The Penrose tiling, self-similar quasicrystals, and fundamental physics

I will begin with the Penrose tiling -- the most famous example of a self-similar quasi-periodic pattern. In addition to its beauty and mathematical interest, this pattern has a classic physical application to exotic materials called quasicrystals.

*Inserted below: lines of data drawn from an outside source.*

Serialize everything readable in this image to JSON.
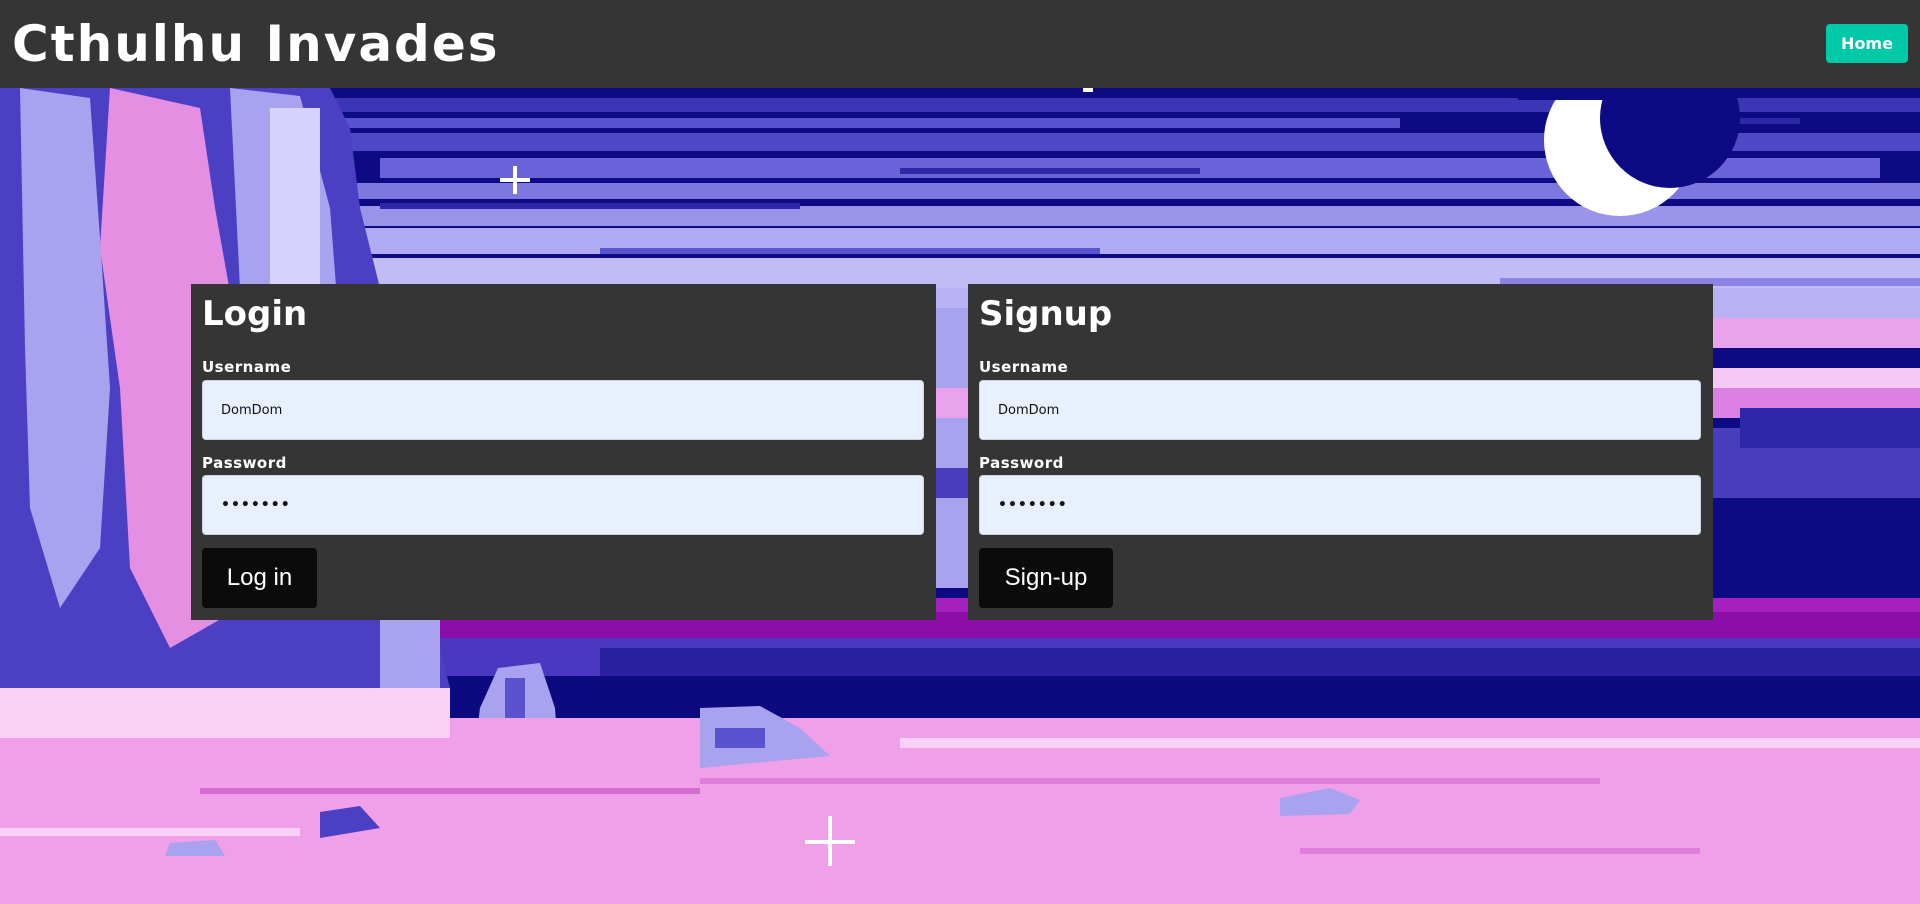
{
  "header": {
    "title": "Cthulhu Invades",
    "home_label": "Home"
  },
  "login": {
    "title": "Login",
    "username_label": "Username",
    "username_value": "DomDom",
    "password_label": "Password",
    "password_value": "•••••••",
    "submit_label": "Log in"
  },
  "signup": {
    "title": "Signup",
    "username_label": "Username",
    "username_value": "DomDom",
    "password_label": "Password",
    "password_value": "•••••••",
    "submit_label": "Sign-up"
  },
  "colors": {
    "header_bg": "#353535",
    "accent": "#00c9a7",
    "card_bg": "#353535",
    "input_bg": "#e8f0fe",
    "button_bg": "#0b0b0b"
  }
}
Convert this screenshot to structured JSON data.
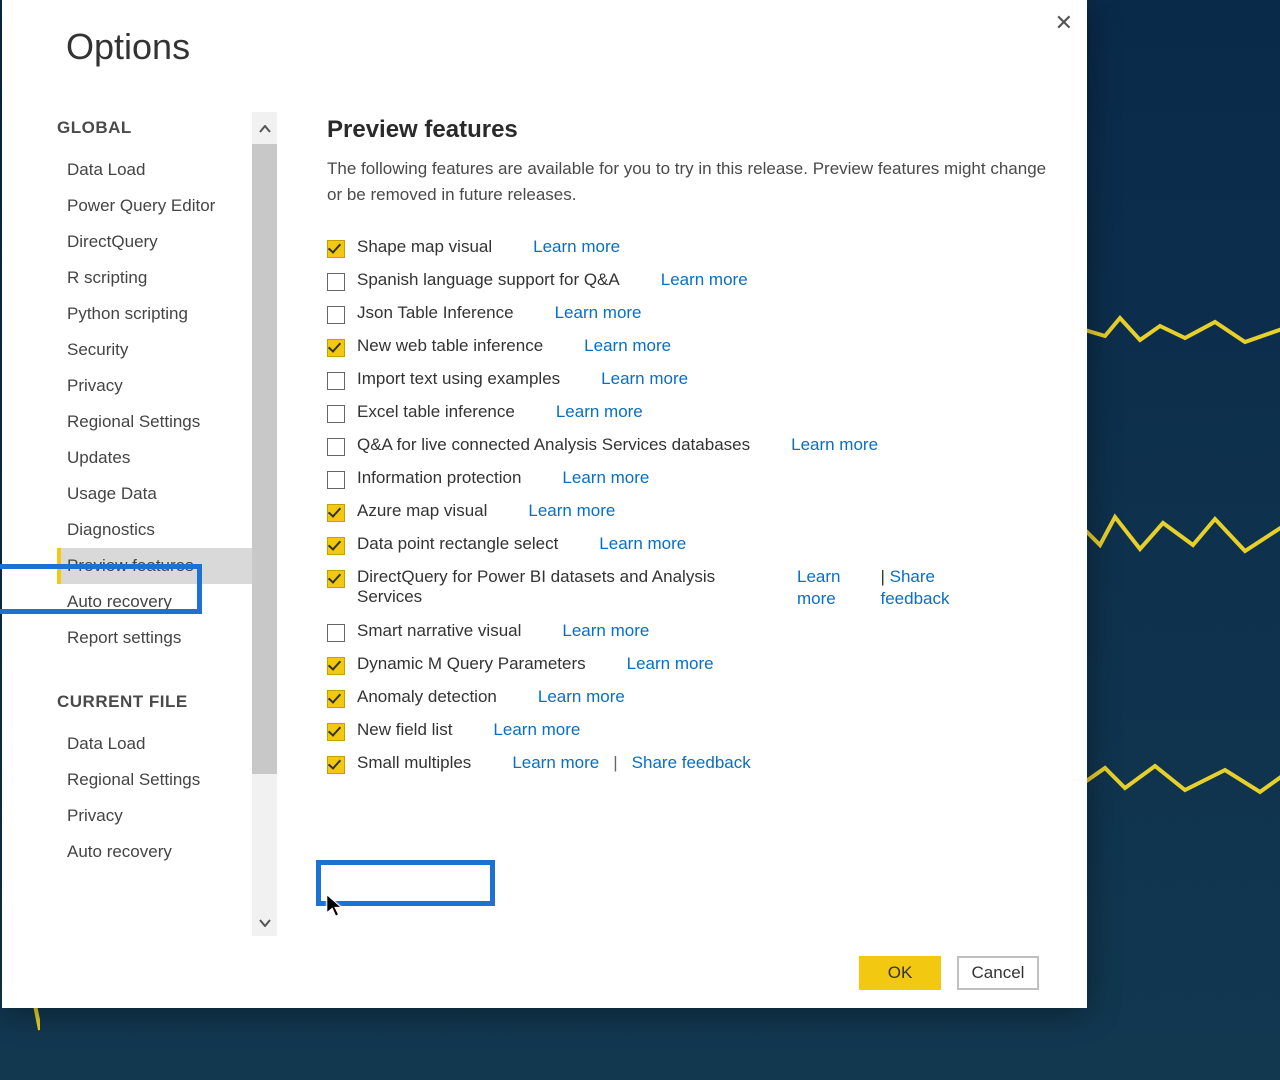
{
  "dialog": {
    "title": "Options",
    "close_icon": "✕"
  },
  "sidebar": {
    "sections": [
      {
        "header": "GLOBAL",
        "items": [
          {
            "label": "Data Load"
          },
          {
            "label": "Power Query Editor"
          },
          {
            "label": "DirectQuery"
          },
          {
            "label": "R scripting"
          },
          {
            "label": "Python scripting"
          },
          {
            "label": "Security"
          },
          {
            "label": "Privacy"
          },
          {
            "label": "Regional Settings"
          },
          {
            "label": "Updates"
          },
          {
            "label": "Usage Data"
          },
          {
            "label": "Diagnostics"
          },
          {
            "label": "Preview features",
            "selected": true
          },
          {
            "label": "Auto recovery"
          },
          {
            "label": "Report settings"
          }
        ]
      },
      {
        "header": "CURRENT FILE",
        "items": [
          {
            "label": "Data Load"
          },
          {
            "label": "Regional Settings"
          },
          {
            "label": "Privacy"
          },
          {
            "label": "Auto recovery"
          }
        ]
      }
    ]
  },
  "main": {
    "heading": "Preview features",
    "description": "The following features are available for you to try in this release. Preview features might change or be removed in future releases.",
    "learn_more": "Learn more",
    "share_feedback": "Share feedback",
    "features": [
      {
        "checked": true,
        "label": "Shape map visual"
      },
      {
        "checked": false,
        "label": "Spanish language support for Q&A"
      },
      {
        "checked": false,
        "label": "Json Table Inference"
      },
      {
        "checked": true,
        "label": "New web table inference"
      },
      {
        "checked": false,
        "label": "Import text using examples"
      },
      {
        "checked": false,
        "label": "Excel table inference"
      },
      {
        "checked": false,
        "label": "Q&A for live connected Analysis Services databases"
      },
      {
        "checked": false,
        "label": "Information protection"
      },
      {
        "checked": true,
        "label": "Azure map visual"
      },
      {
        "checked": true,
        "label": "Data point rectangle select"
      },
      {
        "checked": true,
        "label": "DirectQuery for Power BI datasets and Analysis Services",
        "share": true,
        "wrap": true
      },
      {
        "checked": false,
        "label": "Smart narrative visual"
      },
      {
        "checked": true,
        "label": "Dynamic M Query Parameters"
      },
      {
        "checked": true,
        "label": "Anomaly detection"
      },
      {
        "checked": true,
        "label": "New field list"
      },
      {
        "checked": true,
        "label": "Small multiples",
        "share": true,
        "inline_share": true
      }
    ]
  },
  "footer": {
    "ok": "OK",
    "cancel": "Cancel"
  }
}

But, in this talk, I will explain two new physical contexts in which such patterns appear:

(1) First, I will show that a regular tiling of hyperbolic space naturally decomposes into a sequence of self-similar quasicrystalline slices, with each slice related to the next by an invertible local "inflation/deflation" rule, so that the whole tiling may be reconstructed from a single slice. (In particular, the self-dual tiling of hyperbolic space by icosahedra essentially breaks into a sequence of Penrose tilings, as conjectured by Thurston.) I will explain how this relates to recent efforts to formulate discrete versions of the holographic principle.

(2) Second, I will show how the symmetries of the remarkable lattice II_{9,1} (the even self-dual lattice in 9+1 dimensional Minkowski space) define a 3+1 dimensional quasicrystal living inside it. I will explain some (speculative) reasons to wonder if such a quasicrystal might provide a relevant model for our own 3+1 dimensional spacetime.